19 de Outubro de 2011 13:34
A ordem defensiva e o contra-ataque: como conseguir “discutir o resultado”, estratégia e suas armas

 

O futebol é, essencialmente, um jogo de estratégia. Chegar ao mesmo objectivo por caminhos diferentes, no plano de jogo e nas armas disponíveis. A segunda, claro, condiciona a primeira. Condenar uma equipa pela sua estratégia defensiva pode ser precipitado. Porque o jogo tem vários momentos e a maior parte do tempo em que a equipa o passa, não resulta, muitas vezes, de opção própria, mas sim da disparidade de forças em confronto. É impossível ao treinador da chamada equipa pequena montar uma estratégia dita ofensiva se sabe que vai estar sem bola na maioria do tempo. Por isso, a obrigação de preparar estrategicamente a equipa para esse momento.
Neste contexto, incidir na organização defensiva (com mais ou menos jogadores atrás da linha da bola) é uma inevitabilidade táctica para conseguir o que qualquer treinador (equipa) pretende: discutir o resultado. A sua principal missão é fechar espaços. A da outra equipa é abrir espaços.
 
É difícil tirar o jogo destes pressupostos, pelo que não entendo a crítica feita às equipas pequenas nos jogos da Taça (Famalicão e, sobretudo, Portimonense). Ou melhor, o ponto onde elas incidiram: defender excessivamente. Como poderia ser o contrário se a equipa não tinha a bola (nem argumentos individuais para a ter?). Outra estratégia que tentasse o impossível (ter mais tempo a bola) abriria espaços na sua organização defensiva que os impediria de…discutir o resultado.  
Faltam, porém, outros momentos de jogo.
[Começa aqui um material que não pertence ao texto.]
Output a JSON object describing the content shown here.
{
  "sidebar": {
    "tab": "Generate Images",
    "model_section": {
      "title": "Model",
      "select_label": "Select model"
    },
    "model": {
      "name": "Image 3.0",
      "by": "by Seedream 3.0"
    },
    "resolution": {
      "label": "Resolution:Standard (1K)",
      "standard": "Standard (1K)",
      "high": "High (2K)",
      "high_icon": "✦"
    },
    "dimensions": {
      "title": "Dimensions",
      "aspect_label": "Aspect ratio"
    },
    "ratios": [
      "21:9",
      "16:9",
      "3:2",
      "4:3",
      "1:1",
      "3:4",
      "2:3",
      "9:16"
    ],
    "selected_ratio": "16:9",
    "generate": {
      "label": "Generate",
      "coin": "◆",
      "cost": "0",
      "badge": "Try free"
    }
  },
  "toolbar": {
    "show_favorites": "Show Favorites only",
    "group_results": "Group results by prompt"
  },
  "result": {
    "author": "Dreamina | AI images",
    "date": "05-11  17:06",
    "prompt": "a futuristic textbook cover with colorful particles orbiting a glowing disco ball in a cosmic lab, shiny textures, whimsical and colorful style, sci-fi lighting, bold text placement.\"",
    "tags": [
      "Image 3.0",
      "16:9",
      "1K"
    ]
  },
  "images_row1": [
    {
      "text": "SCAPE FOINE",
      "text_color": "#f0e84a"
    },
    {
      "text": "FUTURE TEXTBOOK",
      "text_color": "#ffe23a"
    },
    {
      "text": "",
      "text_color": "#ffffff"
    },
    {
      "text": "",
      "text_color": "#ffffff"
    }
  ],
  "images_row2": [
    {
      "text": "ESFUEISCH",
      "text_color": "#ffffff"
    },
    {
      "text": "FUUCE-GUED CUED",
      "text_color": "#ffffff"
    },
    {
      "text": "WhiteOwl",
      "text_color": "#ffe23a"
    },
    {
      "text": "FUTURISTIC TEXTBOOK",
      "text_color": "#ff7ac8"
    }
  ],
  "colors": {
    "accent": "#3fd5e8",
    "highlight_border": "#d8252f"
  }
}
A transição ofensiva e o contra-ataque. É na capacidade de os activar, não os deixando sufocados pelo peso excessivo da organização defensiva, que reside a superior astúcia estratégica dessa equipa que, face à evidente diferença de forças, tem nele a principal arma ofensiva. Era o que o russo Lev Filatov chamava de o direito dos mais fracos (conceito que aplico à estratégia global da equipa).
 
O futebol moderno alargou, no entanto, a importância do contra-ataque também às das ditas equipas grandes. Quem hoje não controlar o contra-ataque adversário ou não souber, nas alturas certas, activar o seu, dificilmente terá êxito.
Distinguem-se três fases no desenho do contra-ataque: recuperação, transição e finalização. A mais importante é a transição (o passe após a recuperação da bola). Quanto mais rápida for, melhor sai o contra-ataque. É essa a razão de se confundir tanto a transição rápida com o contra-ataque, este já uma forma de organização ofensiva.
 

 

O contra-ataque é, assim, uma arma de equipas grandes ou pequenas, embora nestas quase se confunde com a estratégia por não ter outra forma de passar para a organização ofensiva. Por isso, nunca crítico uma equipa pequena por defender demais, mas posso criticá-la por não conseguir lançar o contra-ataque. Todas as equipas o usam, mas enquanto para os grandes é uma arma, para os pequenos é quase toda a estratégia com bola. Sem ela, resta…defender.